Although weights have gone up, death rates from heart disease and strokes have decreased 30 percent in the last 20 years. Society confuses weight with fatness, and there is much evidence that "overweight" is an unfairly critical and scientifically meaningless term. The real issues are fitness, nutritional intake, self-esteem, healthy body image, size acceptance, and happiness.

While the popular belief is that being overweight is medically dangerous, that may be erroneous. As statistics for overweight continue to rise, life expectancy increases. A person's weight may have little to do with how healthy he is. For example, one popular myth that is promoted by diet plans, as well as too many physicians, is that men should stay permanently at their college-age weight. To the contrary, studies have found that a mild, gradual increase in weight over time may be the healthiest weight pattern and compatible with the longest life. Lack of fitness, lack of lean muscle mass, smoking, and saturated fats are the problems, not mild weight increases with age.

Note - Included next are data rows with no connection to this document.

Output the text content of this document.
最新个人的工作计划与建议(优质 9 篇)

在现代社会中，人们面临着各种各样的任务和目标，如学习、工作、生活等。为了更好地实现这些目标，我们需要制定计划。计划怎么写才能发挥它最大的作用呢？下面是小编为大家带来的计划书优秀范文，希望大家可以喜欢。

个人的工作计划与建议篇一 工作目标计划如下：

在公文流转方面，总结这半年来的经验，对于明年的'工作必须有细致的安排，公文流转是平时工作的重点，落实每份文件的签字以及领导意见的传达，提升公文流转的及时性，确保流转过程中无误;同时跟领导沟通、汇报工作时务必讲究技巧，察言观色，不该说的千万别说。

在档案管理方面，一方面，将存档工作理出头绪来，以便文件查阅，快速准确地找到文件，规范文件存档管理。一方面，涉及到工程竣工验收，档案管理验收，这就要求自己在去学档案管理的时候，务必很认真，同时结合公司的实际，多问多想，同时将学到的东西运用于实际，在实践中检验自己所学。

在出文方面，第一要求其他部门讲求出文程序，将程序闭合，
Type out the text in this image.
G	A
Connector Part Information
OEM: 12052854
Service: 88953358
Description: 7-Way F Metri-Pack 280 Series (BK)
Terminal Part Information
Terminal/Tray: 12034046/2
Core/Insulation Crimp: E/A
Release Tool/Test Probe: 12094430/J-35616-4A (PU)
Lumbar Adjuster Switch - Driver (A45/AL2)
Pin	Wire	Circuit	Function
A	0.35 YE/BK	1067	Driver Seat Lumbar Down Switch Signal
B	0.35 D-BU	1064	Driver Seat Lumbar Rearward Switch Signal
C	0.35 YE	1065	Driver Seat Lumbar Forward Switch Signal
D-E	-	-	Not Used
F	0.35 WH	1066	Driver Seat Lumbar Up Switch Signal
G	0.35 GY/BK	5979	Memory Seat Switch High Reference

A general guideline in comparing male versus female body fat is that women have fat on them, while men have fat in them. The meaning of men having fat "in" them is that excess body lipid in men tends to be located in their internal organs, especially in their coronary arteries. Extreme abdominal fat is much more dangerous than weight stored in the hips and gluteal area, because it is metabolized more quickly into the blood and is more easily deposited in the coronary arteries.

Things to avoid

Weight-loss drugs are not quick fixes--they have been found not to be safe or effective. Large studies have shown that one year after people stop taking weight-loss medicine, they weigh more than comparison groups who were on a behavioral program of food moderation and exercise.

A healthy outlook

The more you know about the body's mechanisms of hunger, satiety, and weight maintenance, the clearer it will be to you that striving for weight loss is futile.

Living comfortably within his own body, respecting it enough to develop its potential, but not letting himself be limited by what nature has given are essential goals for a man today. The man who is best off is at peace with himself and is not relentlessly unsure of his appearance. He understands that his body has a neurobiological organization designed for survival in a previous era. He accepts the genetic predisposition of realizes what he can and cannot change.

The real challenges of "making weight" are:

·         Developing a personal identity including, but not based exclusively on, your size and shape
·         Finding a balance between ignoring and worshipping the body
·         Taking stock of what nature has given you
·         Choosing healthy patterns of eating and exercise
·         Enhancing self-esteem and body-identity
·         Developing meaningful, close relationships
·         Becoming comfortable with masculinity in a secure, non-threatening manner
·         Being able to distinguish true scientific and medical information related to body weight, shape, and eating from commercial pitches and "snake-oil" products
·         Celebrating the male body, the male mind, the male contribution to society, but also the male's responsibility to, deal with people as people and objects as objects, not the other way around.

5 Dont's
·         Do not smoke or abuse other drugs
·         Do not consume much saturated fat.
·         Do not diet or take diet drugs.
·         Avoid excess, whether it is food, exercise, alcohol, or work.
·         Do not feel powerless to make healthy changes in your life.